Sonntag, 6. August 2017

Warum Herr Hagebeck sterben muss - Alkoholismus im Roman

Der Roman von Meike K. Fehrmann


Bücher die Alkoholkonsum auf unterschiedliche Weise
aufarbeiten
Meike K. Fehrmann, meiner Autorenkollegin aus Traunstein ist es gelungen, gleich mit ihrem ersten Roman einen Nerv zu treffen: "Warum Herr Hagenbeck sterben muss" ist ein Jugendroman über das meist tabuisierte Thema Alkoholismus. 
Besonders das Traunsteiner Annette-Kolb-Gymnasium hat das Buch bereits in den Unterricht mit einbezogen. Bemerkenswert ist auch, dass das Thema gleich von der lokalen Kulturszene aufgenommen wurde: Das Junge Ensemble Chiemgau unter Leitung von Svetlana Teterja-Pater den "Hagenbeck" als Theaterstück inszenierte. Das Stück wird seither immer wieder aufgeführt. Zuletzt in der Theaterstrickerei in Grabenstätt. 

Warum muss Herr Hagenbeck sterben?

Lukas ist ein durchschnittlicher Teenager. Was sein Leben außergewöhnlich macht: Sein Vater ist Alkoholiker. Während Lukas und seine Schwester Anne zwar immer wieder unter den Eskapaden ihres trinkenden Vaters zu leiden haben, ist ihr Alltag beinahe der einer trauten Familie im Vergleich zu Lukas'  Freund Kevin.

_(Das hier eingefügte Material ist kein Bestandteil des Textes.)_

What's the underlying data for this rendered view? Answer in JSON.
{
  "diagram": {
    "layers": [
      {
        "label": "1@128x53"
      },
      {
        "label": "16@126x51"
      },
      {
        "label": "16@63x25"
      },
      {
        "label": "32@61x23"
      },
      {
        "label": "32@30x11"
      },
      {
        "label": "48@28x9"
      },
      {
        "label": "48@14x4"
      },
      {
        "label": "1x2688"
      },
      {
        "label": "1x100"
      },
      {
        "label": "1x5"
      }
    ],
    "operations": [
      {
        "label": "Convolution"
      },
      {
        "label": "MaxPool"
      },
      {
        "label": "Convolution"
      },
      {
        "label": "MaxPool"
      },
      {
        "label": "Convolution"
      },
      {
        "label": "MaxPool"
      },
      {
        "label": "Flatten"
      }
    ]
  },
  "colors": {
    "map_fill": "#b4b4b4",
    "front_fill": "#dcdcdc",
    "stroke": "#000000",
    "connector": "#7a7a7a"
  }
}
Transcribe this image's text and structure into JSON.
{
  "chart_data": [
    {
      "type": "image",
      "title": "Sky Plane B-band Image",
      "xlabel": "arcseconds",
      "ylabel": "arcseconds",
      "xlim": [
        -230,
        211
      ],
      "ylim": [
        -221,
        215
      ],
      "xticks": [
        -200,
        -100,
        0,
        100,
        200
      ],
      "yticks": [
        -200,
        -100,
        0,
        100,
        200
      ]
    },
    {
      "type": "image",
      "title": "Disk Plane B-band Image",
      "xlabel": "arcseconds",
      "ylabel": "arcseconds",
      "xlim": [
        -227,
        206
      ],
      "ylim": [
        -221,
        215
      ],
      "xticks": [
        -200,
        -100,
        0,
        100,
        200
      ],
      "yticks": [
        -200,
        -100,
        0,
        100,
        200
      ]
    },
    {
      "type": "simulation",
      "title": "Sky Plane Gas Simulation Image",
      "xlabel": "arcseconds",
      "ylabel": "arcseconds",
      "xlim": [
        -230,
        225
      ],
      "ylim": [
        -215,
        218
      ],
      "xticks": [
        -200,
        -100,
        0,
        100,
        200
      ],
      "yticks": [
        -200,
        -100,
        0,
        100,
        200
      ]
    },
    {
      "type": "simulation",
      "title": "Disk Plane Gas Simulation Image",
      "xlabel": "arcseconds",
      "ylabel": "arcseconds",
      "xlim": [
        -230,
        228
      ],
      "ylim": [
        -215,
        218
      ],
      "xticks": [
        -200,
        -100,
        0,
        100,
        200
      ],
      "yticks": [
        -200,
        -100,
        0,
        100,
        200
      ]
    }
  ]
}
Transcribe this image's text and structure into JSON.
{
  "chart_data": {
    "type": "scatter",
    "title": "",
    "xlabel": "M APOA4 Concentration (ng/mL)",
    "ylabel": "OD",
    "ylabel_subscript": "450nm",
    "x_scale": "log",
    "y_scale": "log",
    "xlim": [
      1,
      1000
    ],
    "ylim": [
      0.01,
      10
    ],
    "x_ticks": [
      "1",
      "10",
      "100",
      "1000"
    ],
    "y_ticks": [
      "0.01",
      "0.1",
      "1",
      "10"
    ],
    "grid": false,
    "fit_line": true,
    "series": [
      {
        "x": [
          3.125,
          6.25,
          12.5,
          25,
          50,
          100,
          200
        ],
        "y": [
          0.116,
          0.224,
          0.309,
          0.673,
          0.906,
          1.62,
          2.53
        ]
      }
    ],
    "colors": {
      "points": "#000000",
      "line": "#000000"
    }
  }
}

Herr Hagenbeck ist nämlich Stiefvater von Kevin, ebenfalls Alkoholiker und einer der übelsten Sorte: Er schlägt seine Frau und das Kind, wenn er betrunken ist. Zusammen mit dem reichen Söhnchen Alexander, der sich ebenfalls outet, Sohn eines Alkoholikers zu sein, gründen die Teenager einen Club mit einem Ziel: Den gefährlichen Herrn Hagenbeck zu töten.
Zugegeben, eine provozierende Handlung. Dennoch ist es ein - trotz vieler empörender Ereignisse - leicht beschriebenes, oft humorvolles Jugendbuch das dazu einlädt, kontrovers diskutiert zu werden. Also ideal, um im Unterricht von Schulklassen durchgenommen zu werden.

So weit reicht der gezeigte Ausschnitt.